September 29, 2009: They Surfed The Tsunami
Last night I had dinner with an amazing missionary couple who are helping to supervise the translation of the Bible into several languages in Papua New Guinea.
Eleven years ago they were trying to get the Bible into just one language. Then a tsunami wiped out their village, killing many. (They weren’t there at the time, but their friends and co-translators were.) It seemed that their life’s work had come to an end.
If they were now atheists, you would probably point to the ’98 Tsunami as the trigger of their loss of faith. (See Pastor’s Pages January 4 and 9, 2005, for my responses to an Eric Zorn essay about the how the 2004 Great Tsunami confirmed his disbelief in God.) But John and Bonnie are still theists, still Christians, and are still putting the Bible in languages that don’t have it. They have even seen their work expand remarkably in recent years. The same God (there’s only one!) who destroyed their village and killed their friends has now led them to pioneer a technique for getting multiple translations done simultaneously. In fact, John has been asked to write a book whose working title is something like Waves of Change: How a Tsunami Furthered the Cause of Bible Translation. (My suggested title How We Help Jesus Speak Weird Languages is not being given serious consideration.)
After John and Bonnie left I told my wife that I didn’t feel worthy of them. I regard with humble awe those who, by God’s grace, turn adverse circumstances to ministerial advantage. I know that that is exactly what we servants of God are supposed to do – it’s in the manual for Christ’s sake (Philippians 1:12; James 1:2-3) - but that’s a lot harder to do than it sounds. When I was “tsunamied” by a loved one’s apostasy and desertion (on top of some other things), my outlook was less like that of St. Paul and St. James and St. John and St. Bonnie and more like that of prophetic mopes Elijah and Jonah. Look up 1 Kings 19:4 and Jonah 4:8 and you will see how those dispirited prophets basically prayed, “Lord, this isn’t working at all. What do you say you just take me home now.”

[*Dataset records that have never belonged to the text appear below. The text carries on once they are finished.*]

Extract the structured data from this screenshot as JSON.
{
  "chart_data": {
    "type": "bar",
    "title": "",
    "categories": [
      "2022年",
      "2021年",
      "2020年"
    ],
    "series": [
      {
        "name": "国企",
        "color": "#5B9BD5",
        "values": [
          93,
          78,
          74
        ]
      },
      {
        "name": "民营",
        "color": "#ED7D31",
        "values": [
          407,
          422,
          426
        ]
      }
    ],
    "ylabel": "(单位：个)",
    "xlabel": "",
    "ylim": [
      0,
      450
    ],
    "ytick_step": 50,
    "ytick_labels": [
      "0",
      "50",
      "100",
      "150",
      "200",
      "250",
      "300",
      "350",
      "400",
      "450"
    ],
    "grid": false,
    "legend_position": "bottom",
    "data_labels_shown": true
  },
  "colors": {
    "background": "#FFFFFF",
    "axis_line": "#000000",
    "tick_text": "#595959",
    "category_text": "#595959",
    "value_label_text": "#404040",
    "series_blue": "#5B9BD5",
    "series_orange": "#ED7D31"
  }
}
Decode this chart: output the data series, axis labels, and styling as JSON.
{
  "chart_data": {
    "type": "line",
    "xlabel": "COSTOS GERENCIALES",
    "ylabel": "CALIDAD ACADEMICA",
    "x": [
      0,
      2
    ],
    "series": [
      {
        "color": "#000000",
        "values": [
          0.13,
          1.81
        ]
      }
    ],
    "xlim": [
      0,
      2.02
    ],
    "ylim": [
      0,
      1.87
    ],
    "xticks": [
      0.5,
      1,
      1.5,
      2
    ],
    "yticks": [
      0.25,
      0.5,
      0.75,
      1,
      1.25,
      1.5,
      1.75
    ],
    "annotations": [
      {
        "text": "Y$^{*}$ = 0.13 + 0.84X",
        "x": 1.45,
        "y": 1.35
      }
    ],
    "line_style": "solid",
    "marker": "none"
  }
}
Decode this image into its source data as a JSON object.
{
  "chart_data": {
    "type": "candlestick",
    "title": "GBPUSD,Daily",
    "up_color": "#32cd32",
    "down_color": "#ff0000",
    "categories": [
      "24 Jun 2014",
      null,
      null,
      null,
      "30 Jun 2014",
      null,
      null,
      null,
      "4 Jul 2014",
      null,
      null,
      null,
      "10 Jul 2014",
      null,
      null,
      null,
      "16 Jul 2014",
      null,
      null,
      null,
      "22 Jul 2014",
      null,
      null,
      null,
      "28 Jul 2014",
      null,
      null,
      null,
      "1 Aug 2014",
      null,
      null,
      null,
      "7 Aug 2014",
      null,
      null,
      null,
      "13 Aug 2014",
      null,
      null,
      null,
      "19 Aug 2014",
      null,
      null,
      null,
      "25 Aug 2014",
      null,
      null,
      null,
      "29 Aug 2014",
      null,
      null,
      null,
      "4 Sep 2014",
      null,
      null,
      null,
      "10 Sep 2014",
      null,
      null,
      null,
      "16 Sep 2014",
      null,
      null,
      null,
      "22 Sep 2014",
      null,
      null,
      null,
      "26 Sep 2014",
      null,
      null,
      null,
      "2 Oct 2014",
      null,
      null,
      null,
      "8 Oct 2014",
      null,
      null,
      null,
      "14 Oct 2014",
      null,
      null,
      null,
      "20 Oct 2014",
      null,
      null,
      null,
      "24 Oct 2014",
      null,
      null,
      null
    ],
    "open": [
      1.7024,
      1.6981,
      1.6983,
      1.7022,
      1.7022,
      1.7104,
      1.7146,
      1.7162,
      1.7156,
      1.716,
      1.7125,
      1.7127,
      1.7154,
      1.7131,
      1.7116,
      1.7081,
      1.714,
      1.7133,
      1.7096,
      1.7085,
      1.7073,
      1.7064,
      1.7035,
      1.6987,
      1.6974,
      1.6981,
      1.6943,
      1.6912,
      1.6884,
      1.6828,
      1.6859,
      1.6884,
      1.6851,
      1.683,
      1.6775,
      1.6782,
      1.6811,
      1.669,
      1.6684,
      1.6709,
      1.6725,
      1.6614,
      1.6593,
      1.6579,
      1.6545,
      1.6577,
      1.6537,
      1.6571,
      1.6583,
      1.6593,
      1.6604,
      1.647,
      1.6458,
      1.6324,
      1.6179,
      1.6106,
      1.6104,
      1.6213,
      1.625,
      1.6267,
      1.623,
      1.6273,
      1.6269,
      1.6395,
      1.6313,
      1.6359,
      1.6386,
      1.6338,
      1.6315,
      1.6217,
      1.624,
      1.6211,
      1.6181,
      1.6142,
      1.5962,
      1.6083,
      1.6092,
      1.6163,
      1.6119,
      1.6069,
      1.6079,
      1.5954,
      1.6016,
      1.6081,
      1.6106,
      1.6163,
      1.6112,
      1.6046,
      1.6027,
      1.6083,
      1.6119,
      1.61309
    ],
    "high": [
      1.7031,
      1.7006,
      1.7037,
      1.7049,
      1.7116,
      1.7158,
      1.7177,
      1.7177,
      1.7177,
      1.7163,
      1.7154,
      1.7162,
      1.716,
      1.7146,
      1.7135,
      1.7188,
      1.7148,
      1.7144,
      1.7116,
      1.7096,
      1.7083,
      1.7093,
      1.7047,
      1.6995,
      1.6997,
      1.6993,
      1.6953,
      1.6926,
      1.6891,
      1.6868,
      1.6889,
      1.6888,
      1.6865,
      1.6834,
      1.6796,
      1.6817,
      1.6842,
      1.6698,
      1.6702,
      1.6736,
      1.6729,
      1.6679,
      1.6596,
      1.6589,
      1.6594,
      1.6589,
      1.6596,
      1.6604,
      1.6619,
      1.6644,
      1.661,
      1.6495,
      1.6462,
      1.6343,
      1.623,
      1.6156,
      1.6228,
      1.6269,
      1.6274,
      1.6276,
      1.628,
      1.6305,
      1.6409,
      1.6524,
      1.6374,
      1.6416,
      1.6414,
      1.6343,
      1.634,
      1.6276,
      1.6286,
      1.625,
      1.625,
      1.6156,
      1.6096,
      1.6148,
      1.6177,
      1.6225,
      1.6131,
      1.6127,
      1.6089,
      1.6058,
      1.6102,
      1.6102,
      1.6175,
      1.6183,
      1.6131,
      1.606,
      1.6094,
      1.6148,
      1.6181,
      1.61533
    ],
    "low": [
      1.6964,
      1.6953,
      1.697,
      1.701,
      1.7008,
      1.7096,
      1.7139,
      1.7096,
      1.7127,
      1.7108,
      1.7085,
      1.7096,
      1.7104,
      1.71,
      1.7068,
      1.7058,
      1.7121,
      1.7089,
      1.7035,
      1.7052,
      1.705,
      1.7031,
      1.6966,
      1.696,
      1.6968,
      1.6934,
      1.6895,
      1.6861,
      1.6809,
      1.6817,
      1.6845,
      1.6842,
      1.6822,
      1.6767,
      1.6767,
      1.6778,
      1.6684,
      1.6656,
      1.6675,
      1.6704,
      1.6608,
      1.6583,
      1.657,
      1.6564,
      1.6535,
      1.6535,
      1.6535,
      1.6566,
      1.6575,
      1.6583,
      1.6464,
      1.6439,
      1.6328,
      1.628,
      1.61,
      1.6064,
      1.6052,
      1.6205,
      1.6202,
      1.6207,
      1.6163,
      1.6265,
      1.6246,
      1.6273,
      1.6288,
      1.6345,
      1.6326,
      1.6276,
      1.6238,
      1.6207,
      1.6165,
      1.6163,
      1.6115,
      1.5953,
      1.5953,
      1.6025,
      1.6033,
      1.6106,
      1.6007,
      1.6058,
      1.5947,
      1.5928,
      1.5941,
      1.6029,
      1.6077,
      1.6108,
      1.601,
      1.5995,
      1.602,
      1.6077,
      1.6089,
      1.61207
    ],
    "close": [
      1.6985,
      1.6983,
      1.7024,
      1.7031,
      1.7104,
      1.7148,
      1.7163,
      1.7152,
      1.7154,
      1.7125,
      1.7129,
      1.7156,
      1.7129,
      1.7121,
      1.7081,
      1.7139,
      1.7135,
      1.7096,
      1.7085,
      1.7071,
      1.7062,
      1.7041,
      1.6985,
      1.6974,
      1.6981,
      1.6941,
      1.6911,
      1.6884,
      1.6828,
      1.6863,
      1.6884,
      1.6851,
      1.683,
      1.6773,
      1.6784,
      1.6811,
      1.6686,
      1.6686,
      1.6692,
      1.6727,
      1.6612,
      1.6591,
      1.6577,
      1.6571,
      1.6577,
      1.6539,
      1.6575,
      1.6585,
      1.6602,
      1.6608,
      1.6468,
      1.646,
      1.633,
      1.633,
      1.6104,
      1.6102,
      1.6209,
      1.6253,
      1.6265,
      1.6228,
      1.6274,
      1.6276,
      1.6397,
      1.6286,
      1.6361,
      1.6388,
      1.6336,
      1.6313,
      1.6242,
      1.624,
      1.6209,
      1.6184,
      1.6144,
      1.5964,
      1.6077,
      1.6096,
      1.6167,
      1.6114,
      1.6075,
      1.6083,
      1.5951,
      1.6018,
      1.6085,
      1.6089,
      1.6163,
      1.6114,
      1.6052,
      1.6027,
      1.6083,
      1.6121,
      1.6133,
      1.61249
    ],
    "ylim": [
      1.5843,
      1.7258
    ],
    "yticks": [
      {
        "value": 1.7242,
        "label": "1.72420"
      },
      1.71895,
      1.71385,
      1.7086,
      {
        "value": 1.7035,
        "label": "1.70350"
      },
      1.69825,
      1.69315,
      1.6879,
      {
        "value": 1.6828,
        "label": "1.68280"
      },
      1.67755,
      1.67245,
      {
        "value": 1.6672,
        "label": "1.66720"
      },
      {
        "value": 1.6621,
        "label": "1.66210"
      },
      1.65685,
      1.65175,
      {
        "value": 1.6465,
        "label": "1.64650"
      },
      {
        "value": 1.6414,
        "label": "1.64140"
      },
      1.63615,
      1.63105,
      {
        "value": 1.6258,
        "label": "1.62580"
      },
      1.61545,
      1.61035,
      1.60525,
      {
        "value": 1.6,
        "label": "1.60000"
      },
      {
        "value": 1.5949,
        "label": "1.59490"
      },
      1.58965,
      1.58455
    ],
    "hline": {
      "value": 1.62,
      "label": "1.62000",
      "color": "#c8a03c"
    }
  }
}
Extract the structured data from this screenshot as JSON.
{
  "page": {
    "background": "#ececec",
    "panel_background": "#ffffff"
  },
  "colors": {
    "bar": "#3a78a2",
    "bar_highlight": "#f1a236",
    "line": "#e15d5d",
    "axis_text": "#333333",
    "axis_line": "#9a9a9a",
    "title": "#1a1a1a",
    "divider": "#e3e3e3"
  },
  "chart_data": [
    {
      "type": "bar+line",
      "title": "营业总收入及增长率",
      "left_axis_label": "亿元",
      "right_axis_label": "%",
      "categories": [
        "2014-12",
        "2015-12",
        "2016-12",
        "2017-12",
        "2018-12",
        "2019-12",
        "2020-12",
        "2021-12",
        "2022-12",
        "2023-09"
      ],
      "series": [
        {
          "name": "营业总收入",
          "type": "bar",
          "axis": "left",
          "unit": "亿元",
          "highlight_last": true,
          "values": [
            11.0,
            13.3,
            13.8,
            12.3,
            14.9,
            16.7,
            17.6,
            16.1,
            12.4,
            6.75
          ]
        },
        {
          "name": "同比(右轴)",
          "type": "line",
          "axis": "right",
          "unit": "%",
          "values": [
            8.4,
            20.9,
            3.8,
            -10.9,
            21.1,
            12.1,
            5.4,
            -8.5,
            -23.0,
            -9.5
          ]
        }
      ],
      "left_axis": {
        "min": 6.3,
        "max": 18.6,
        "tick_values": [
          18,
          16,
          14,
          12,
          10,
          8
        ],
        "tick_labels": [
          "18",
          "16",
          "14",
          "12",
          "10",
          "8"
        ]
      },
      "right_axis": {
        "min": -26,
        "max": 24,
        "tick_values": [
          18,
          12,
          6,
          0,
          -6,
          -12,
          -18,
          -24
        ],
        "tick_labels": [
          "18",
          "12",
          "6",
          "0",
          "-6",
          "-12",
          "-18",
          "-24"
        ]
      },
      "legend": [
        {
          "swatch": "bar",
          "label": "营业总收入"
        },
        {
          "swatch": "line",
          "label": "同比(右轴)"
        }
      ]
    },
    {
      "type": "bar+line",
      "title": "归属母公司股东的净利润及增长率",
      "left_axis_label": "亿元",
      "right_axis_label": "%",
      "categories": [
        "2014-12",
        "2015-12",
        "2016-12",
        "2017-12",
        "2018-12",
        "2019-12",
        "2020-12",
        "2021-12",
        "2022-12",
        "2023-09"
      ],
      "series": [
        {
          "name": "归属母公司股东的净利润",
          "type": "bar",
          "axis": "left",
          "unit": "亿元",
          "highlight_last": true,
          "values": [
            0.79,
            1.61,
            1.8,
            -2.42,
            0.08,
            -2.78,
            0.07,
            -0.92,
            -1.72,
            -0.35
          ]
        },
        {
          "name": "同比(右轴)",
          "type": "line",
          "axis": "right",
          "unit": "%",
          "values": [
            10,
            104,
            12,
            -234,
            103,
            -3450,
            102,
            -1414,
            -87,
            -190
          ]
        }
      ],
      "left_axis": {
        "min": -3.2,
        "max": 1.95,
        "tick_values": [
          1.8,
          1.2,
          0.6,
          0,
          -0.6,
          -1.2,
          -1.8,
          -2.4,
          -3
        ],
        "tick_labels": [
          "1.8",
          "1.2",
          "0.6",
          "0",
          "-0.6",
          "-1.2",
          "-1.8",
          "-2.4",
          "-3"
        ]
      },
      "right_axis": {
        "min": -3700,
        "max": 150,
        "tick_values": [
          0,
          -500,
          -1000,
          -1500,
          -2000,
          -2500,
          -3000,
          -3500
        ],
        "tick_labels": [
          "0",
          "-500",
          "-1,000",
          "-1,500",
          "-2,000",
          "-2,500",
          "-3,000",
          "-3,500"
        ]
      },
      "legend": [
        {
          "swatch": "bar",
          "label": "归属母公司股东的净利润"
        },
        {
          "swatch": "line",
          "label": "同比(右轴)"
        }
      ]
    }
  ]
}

I thought about a friend who is enduring a personal tsunami. His daughter is handicapped, his wife has a disorder that leaves her unable to digest food properly and is profoundly depressed, and the economy has washed away most of his business. But he still looks to God, maker of heaven and earth, only source of comfort in life and in death. And I know that God will reward the faith he maintains even while “pinned and wriggling on the wall” like a bug in T. S. Eliot's poetic imagination. Perhaps in this life - certainly in the next – he will see how his daughter’s disability and his wife’s condition and his financial upheaval all uncovered hidden graces and resulted in ministries that would not otherwise have come about.
In 1787 John Rippon published “How Firm A Foundation”, a hymn that includes the words,
When through the deep waters I call thee to go
The rivers of sorrow shall not overflow
For I will be with thee, thy troubles to bless,
And sanctify to thee thy deepest distress
Not all tsunamis drown. Sometimes they lift you off your feet and tumble you end over end and deposit you miles away from the place you thought was going to be your permanent home. There – wet, bedraggled, shivering, surveying only a wasteland of destruction that stretches to the sea – you have finally arrived at the place where God has determined you can do the most good and bring him the most glory. And eventually (again, if not in this life, in the next) you will have joy.